Курдский пастух | страница 6
Когда травы в поле начинали засыхать, жить становилось труднее. Без съедобных трав, которые составляли существенную часть нашего питания, мы никак не могли наесться досыта, и это голодное время продолжалось до тех пор, пока не поспевала пшеница. Тогда мы могли утолять свой голод поджаренными зернами. Сорвав пучок колосьев, мы солому поджигали спичкой и затем переворачивали пылающую солому палкой из стороны в сторону, не давая колосьям сгореть: так поджаривалась пшеница в своем же пламени. Затем мы без промедления разбрасывали костер, чтобы зерна могли остыть и чтобы не загорелась пшеница в поле. Хорошо поджаренные зерна разминались в подоле, и получалось довольно вкусное кушание, по–курдски «калинок».
После уборки пшеницы нечем было поживиться на опустевших полях; стряпать «калинок» не приходилось. Зато в огородах поспевала картошка, и мы каждое утро выпрашивали у молоканок по нескольку картофелин. Если хозяйки скупились и прогоняли нас с пустыми руками, то мы, побуждаемые голодом, тайком пробирались в огороды и воровали. Так или иначе, а картошка была добыта; мы собирали кизяк, — складывали его в кучу и разжигали; голодные, мы с нетерпением ждали, пока прогорит костер и можно будет положить картошку в оставшийся жар. Печеный картофель ели с наслаждением, посылая его солью, захваченной из дому. Если мы воровали, то только по нужде. Ведь пастухи получали свою заработанную пшеницу не раньше осени, по окончании пастьбы, а до этого срока надо же было чем‑нибудь питаться! Часто бывало просишь–просишь хозяек дать хоть что‑нибудь поесть; некоторые из них охотно давали нам хлеба, а другие отказывали, и это бывало гораздо чаще.

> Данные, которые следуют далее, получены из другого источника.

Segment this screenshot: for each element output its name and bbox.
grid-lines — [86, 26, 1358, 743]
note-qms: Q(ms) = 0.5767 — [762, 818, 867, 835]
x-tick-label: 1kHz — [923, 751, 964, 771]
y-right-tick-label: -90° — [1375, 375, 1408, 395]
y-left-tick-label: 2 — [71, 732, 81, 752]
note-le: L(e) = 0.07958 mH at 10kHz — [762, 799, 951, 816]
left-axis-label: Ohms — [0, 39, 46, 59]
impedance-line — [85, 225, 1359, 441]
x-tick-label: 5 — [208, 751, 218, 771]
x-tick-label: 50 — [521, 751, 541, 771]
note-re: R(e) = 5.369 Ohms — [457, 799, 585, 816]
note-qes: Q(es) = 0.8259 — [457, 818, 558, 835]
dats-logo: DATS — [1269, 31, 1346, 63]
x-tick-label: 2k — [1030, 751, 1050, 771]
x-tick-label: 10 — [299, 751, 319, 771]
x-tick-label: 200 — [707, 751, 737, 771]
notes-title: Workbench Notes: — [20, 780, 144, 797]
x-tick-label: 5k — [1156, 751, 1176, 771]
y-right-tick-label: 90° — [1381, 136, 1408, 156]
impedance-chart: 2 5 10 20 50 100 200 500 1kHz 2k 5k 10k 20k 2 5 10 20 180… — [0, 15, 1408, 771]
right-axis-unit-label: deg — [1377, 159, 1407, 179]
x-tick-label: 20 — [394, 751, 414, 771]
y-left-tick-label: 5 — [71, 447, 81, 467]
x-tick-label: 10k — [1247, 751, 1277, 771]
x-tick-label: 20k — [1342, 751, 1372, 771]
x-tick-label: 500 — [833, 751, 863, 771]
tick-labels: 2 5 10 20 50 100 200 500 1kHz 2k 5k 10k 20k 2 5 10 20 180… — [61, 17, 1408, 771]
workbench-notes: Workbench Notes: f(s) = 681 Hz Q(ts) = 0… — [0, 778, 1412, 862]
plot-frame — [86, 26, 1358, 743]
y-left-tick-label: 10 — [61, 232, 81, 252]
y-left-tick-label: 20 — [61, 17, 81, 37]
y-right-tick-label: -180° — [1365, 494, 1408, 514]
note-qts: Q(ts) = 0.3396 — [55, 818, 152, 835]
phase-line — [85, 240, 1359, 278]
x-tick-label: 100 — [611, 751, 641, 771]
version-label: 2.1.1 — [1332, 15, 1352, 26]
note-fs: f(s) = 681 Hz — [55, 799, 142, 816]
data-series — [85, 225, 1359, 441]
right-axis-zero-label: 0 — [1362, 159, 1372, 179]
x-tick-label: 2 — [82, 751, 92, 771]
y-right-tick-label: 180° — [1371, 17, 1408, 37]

Среди молоканок у меня была доброжелательница, тетя Параша, которая очень любила меня: повидимому ей жаль было мальчугана, который, скорчившись от холода, гнал осенью на рассвете свое стадо баранов. Два–три раза в неделю тетя Параша украдкой давала мне хлеба или соленых огурцов. Детей у нее не было. Часто по вечерам, после пригона стада, она зазывала меня к себе и кормила остатками щей от обеда. Тетя Параша была исключительно добрая женщина — другие молокане не пускали нас даже на порог избы.
Так постепенно подходила глубокая осень, начинались дожди и холода, а подчас и густые туманы. К этому времени все полевые работы заканчивались, и, кроме пастухов, никого в поле не было. Но я не чувствовал себя одиноким: со мною всегда ходил мой верный друг, овчарка Каврэш, что значит по–русски: «черноголовый». Я очень любил Каврэша, и он ни на шаг не отходил от меня.